Thus starts the title for Roger Bootle's regular Monday morning piece in the DT but it goes on to add, "but not while they're trapped in this rickety eurozone. His piece contains a surprising amount of common sense for an economist, "Debt problems are usually helped by inflation and made worse by deflation" is the truest and most memorable but he also notes that as an economy moves into deflation the real rate of interest rises as interest rates cannot be negative.
Meanwhile in Euroland Mm Lagarde is mangling Churchill by saying, ""We are in the middle of the beginning of the end." The financial powers that be in Euroland, J C Trichet et al, believe the publication of their positive stress test results for EU banks will restore confidence and lending by banks and slowly things will improve as they did in the US following their publication of bank stress test results. It really all depends on how much Eurozone sovereign default risk is included in the tests. Even to admit such risk is significant is anathema to Brussels. But not to include it is unacceptable to the markets who recognise that the Eurozone's problem overall is a sovereign debt not a banking crisis. There are numerous PIIGS banks looking dodgy but they are not Lehmans.

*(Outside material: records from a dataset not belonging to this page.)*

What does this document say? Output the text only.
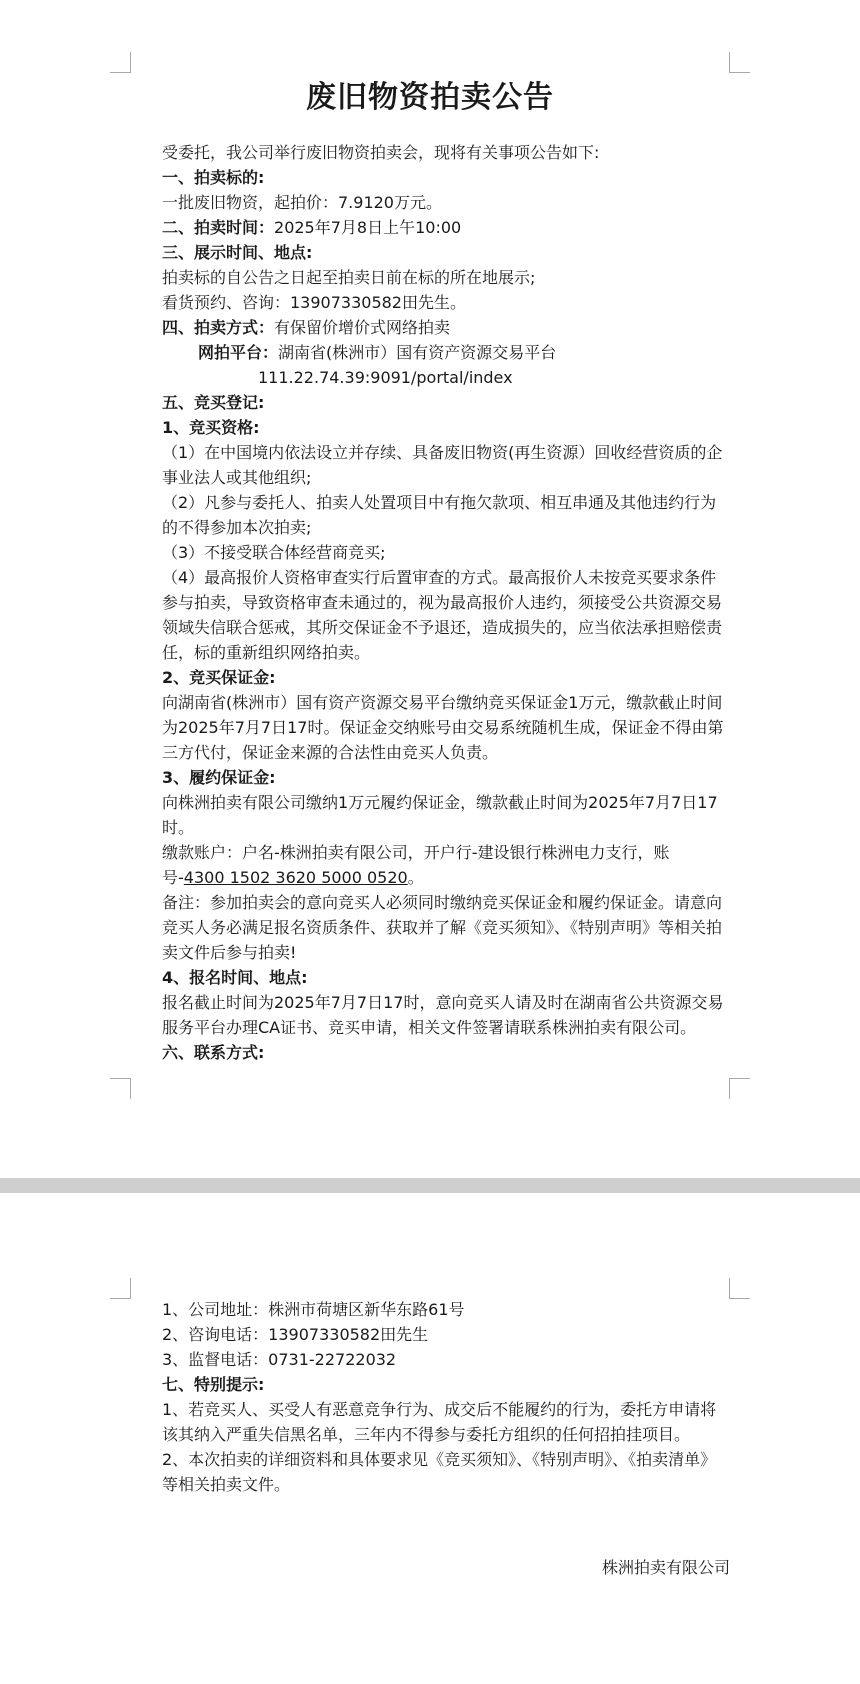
废旧物资拍卖公告

受委托，我公司举行废旧物资拍卖会，现将有关事项公告如下:

一、拍卖标的:

一批废旧物资，起拍价：7.9120万元。

二、拍卖时间：2025年7月8日上午10:00

三、展示时间、地点:

拍卖标的自公告之日起至拍卖日前在标的所在地展示;

看货预约、咨询：13907330582田先生。

四、拍卖方式：有保留价增价式网络拍卖

网拍平台：湖南省(株洲市）国有资产资源交易平台

111.22.74.39:9091/portal/index

五、竞买登记:

1、竞买资格:

（1）在中国境内依法设立并存续、具备废旧物资(再生资源）回收经营资质的企事业法人或其他组织;

（2）凡参与委托人、拍卖人处置项目中有拖欠款项、相互串通及其他违约行为的不得参加本次拍卖;

（3）不接受联合体经营商竞买;

（4）最高报价人资格审查实行后置审查的方式。最高报价人未按竞买要求条件参与拍卖，导致资格审查未通过的，视为最高报价人违约，须接受公共资源交易领域失信联合惩戒，其所交保证金不予退还，造成损失的，应当依法承担赔偿责任，标的重新组织网络拍卖。

2、竞买保证金:

向湖南省(株洲市）国有资产资源交易平台缴纳竞买保证金1万元，缴款截止时间为2025年7月7日17时。保证金交纳账号由交易系统随机生成，保证金不得由第三方代付，保证金来源的合法性由竞买人负责。

3、履约保证金:

向株洲拍卖有限公司缴纳1万元履约保证金，缴款截止时间为2025年7月7日17时。

缴款账户：户名-株洲拍卖有限公司，开户行-建设银行株洲电力支行，账号-4300 1502 3620 5000 0520。

备注：参加拍卖会的意向竞买人必须同时缴纳竞买保证金和履约保证金。请意向竞买人务必满足报名资质条件、获取并了解《竞买须知》、《特别声明》等相关拍卖文件后参与拍卖!

4、报名时间、地点:

报名截止时间为2025年7月7日17时，意向竞买人请及时在湖南省公共资源交易服务平台办理CA证书、竞买申请，相关文件签署请联系株洲拍卖有限公司。

六、联系方式:

1、公司地址：株洲市荷塘区新华东路61号

2、咨询电话：13907330582田先生

3、监督电话：0731-22722032

七、特别提示:

1、若竞买人、买受人有恶意竞争行为、成交后不能履约的行为，委托方申请将该其纳入严重失信黑名单，三年内不得参与委托方组织的任何招拍挂项目。

2、本次拍卖的详细资料和具体要求见《竞买须知》、《特别声明》、《拍卖清单》等相关拍卖文件。

株洲拍卖有限公司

Bootle correctly links the debt problems to lack of competitiveness of the PIGGS economies compared with other Euroland economies principally Germany and he goes on to list some unpalatable choices for Euroland:
1. Higher rates of inflation in Germany would make lower rates of inflation easier in Club Med
2. Default by some or all of the PIGGS inevitably leading to them leaving the eurozone
3. Germany leaves the Eurozone
The EU politicians will continue to try and push water up the hill but inevitably they will start to lose the battle and have to reach for their nuclear option of full fiscal and political union, the Fourth Reich final soluition to the EU problems you might say. This will take place against a backdrop of major civil unrest, riots, strikes death on the streets in Club Med land as the EU/IMF cuts start to bite. We will see the same thing here in the UK.
Something has to give soon in the Eurozone as currently constituted. Now does anyone know what that octopus Paul is doing this week or have the Dutch turned him into calamari.